LLMTaxo: Leveraging Large Language Models for Constructing Taxonomy of Factual Claims from Social Media
This addresses the challenge of comprehending social media content for researchers and analysts, though it appears incremental as it applies existing LLMs to a specific task.
The paper tackles the problem of analyzing complex online discourse by introducing LLMTaxo, a framework that uses large language models to automatically construct hierarchical taxonomies of factual claims from social media, which reduces redundancy and improves accessibility, with evaluations on three datasets showing GPT-4o mini consistently outperforms other models.

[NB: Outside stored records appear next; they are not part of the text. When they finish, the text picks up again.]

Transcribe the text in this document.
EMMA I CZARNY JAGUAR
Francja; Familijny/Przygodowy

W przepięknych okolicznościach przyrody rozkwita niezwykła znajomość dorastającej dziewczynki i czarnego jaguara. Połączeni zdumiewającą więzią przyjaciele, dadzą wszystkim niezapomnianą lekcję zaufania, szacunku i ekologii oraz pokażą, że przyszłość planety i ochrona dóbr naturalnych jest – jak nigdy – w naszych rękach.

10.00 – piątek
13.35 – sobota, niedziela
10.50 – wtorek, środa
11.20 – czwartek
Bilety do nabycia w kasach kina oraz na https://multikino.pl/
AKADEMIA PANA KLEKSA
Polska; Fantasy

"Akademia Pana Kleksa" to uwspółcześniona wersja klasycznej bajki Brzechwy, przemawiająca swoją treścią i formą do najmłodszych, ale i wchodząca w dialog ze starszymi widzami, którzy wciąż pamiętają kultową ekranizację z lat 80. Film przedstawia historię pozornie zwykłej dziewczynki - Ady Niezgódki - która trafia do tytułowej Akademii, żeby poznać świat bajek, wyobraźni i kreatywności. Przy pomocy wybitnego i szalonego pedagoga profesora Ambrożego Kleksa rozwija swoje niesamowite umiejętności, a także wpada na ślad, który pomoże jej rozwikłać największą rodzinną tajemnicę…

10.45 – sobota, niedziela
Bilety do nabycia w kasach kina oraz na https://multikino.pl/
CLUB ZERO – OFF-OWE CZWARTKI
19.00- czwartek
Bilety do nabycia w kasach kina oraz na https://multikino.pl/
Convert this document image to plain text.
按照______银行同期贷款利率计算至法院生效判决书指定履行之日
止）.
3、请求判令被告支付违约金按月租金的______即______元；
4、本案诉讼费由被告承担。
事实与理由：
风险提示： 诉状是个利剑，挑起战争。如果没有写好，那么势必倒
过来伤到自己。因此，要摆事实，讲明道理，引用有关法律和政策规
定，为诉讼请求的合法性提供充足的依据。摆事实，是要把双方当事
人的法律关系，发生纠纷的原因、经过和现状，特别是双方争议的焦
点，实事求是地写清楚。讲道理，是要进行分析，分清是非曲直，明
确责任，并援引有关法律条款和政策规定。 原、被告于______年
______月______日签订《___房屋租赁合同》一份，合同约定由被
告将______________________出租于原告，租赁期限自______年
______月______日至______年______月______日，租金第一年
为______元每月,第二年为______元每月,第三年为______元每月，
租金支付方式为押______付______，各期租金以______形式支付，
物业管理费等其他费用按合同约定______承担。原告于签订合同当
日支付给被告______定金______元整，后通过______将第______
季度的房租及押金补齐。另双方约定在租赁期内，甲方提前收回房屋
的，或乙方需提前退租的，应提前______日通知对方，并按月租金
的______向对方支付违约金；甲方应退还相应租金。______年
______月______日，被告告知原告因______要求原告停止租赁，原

With the rapid expansion of content on social media platforms, analyzing and comprehending online discourse has become increasingly complex. This paper introduces LLMTaxo, a novel framework leveraging large language models for the automated construction of taxonomies of factual claims from social media by generating topics at multiple levels of granularity. The resulting hierarchical structure significantly reduces redundancy and improves information accessibility. We also propose dedicated taxonomy evaluation metrics to enable comprehensive assessment. Evaluations conducted on three diverse datasets demonstrate LLMTaxo's effectiveness in producing clear, coherent, and comprehensive taxonomies. Among the evaluated models, GPT-4o mini consistently outperforms others across most metrics. The framework's flexibility and low reliance on manual intervention underscore its potential for broad applicability.